Although his testimony is absent from historical archives and the story has gone largely unmentioned, author and University of California, Riverside professor Laila Lalami has unearthed both in her new novel, “The Moor’s Account.”

Through [al-Zamori’s] journey, Lalami brings to life the presence of Islam in the lives of African slaves and their unseen roles in the age of exploration.

But she has done more than just piece together a lost narrative. Instead, she has seamlessly wed historical fact with an ornate fictional memoir to create an eye-opening dialogue that is at the same time grounding and immersive in its exploration of identity, the black experience in the 16th century — through the power of storytelling.

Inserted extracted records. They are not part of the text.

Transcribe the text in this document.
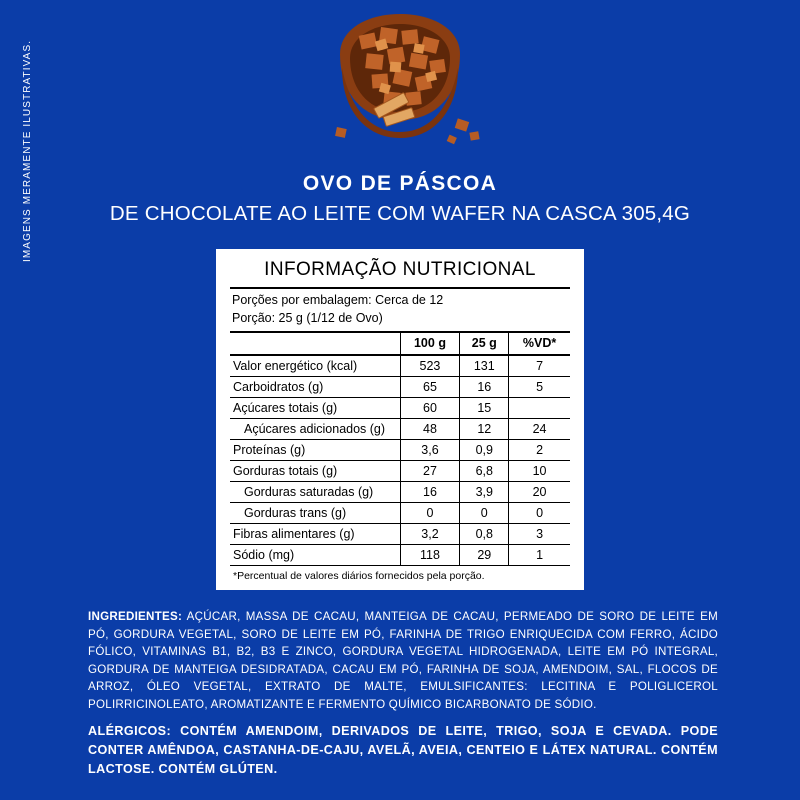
IMAGENS MERAMENTE ILUSTRATIVAS.	OVO DE PÁSCOA
DE CHOCOLATE AO LEITE COM WAFER NA CASCA 305,4G
INFORMAÇÃO NUTRICIONAL
Porções por embalagem: Cerca de 12
Porção: 25 g (1/12 de Ovo)
	100 g	25 g	%VD*
Valor energético (kcal)	523	131	7
Carboidratos (g)	65	16	5
Açúcares totais (g)	60	15	
Açúcares adicionados (g)	48	12	24
Proteínas (g)	3,6	0,9	2
Gorduras totais (g)	27	6,8	10
Gorduras saturadas (g)	16	3,9	20
Gorduras trans (g)	0	0	0
Fibras alimentares (g)	3,2	0,8	3
Sódio (mg)	118	29	1
*Percentual de valores diários fornecidos pela porção.
INGREDIENTES: AÇÚCAR, MASSA DE CACAU, MANTEIGA DE CACAU, PERMEADO DE SORO DE LEITE EM PÓ, GORDURA VEGETAL, SORO DE LEITE EM PÓ, FARINHA DE TRIGO ENRIQUECIDA COM FERRO, ÁCIDO FÓLICO, VITAMINAS B1, B2, B3 E ZINCO, GORDURA VEGETAL HIDROGENADA, LEITE EM PÓ INTEGRAL, GORDURA DE MANTEIGA DESIDRATADA, CACAU EM PÓ, FARINHA DE SOJA, AMENDOIM, SAL, FLOCOS DE ARROZ, ÓLEO VEGETAL, EXTRATO DE MALTE, EMULSIFICANTES: LECITINA E POLIGLICEROL POLIRRICINOLEATO, AROMATIZANTE E FERMENTO QUÍMICO BICARBONATO DE SÓDIO.
ALÉRGICOS: CONTÉM AMENDOIM, DERIVADOS DE LEITE, TRIGO, SOJA E CEVADA. PODE CONTER AMÊNDOA, CASTANHA-DE-CAJU, AVELÃ, AVEIA, CENTEIO E LÁTEX NATURAL. CONTÉM LACTOSE. CONTÉM GLÚTEN.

In the book, although he is born a free Moroccan Muslim, al-Zamori is sold into slavery in 1522 and sent to a Portuguese-controlled town on Morocco’s Atlantic coast, where he is stripped of his name and religion. He then joins Narváez’s voyage as Estebanico (alternatively Estevanico), a Roman Catholic, commonly identified by his crew as the “arabanized black,” “moor” or simply “the fourth of us.”
Through his journey, Lalami brings to life the presence of Islam in the lives of African slaves and their unseen roles in the age of exploration.
“I often lamented the wicked turns my life had taken, but I rarely considered how much I had to be thankful for, how I had survived so long where so many others had perished,” Mustafa’s character relates to the reader. “I had been so intent on counting all the miseries and humiliations I had endured that I neglected to thank the Almighty for the blessings he had bestowed upon me.”
Lalami, of Moroccan heritage herself, described the birth of “The Moor’s Account” during an interview with NPR. “I came across this mention of this expedition and of the fact that this Moroccan slave was said to be the first African explorer of America,” Lalami said, “And I was Moroccan and I thought, ‘Well, how come I’ve never heard of him?’”
A few years, a pulitzer-prize finalist and best seller later, Mustafa has regained his identity as the first ever African Muslim explorer, showing that white is not the only shade of skin that this country was founded on; the black experience — however unchronicled its early history may be — has been a part of this nation’s fabric as early as the sea-braving men of the 16th century, a sentiment “The Moor’s Account” only punctuates.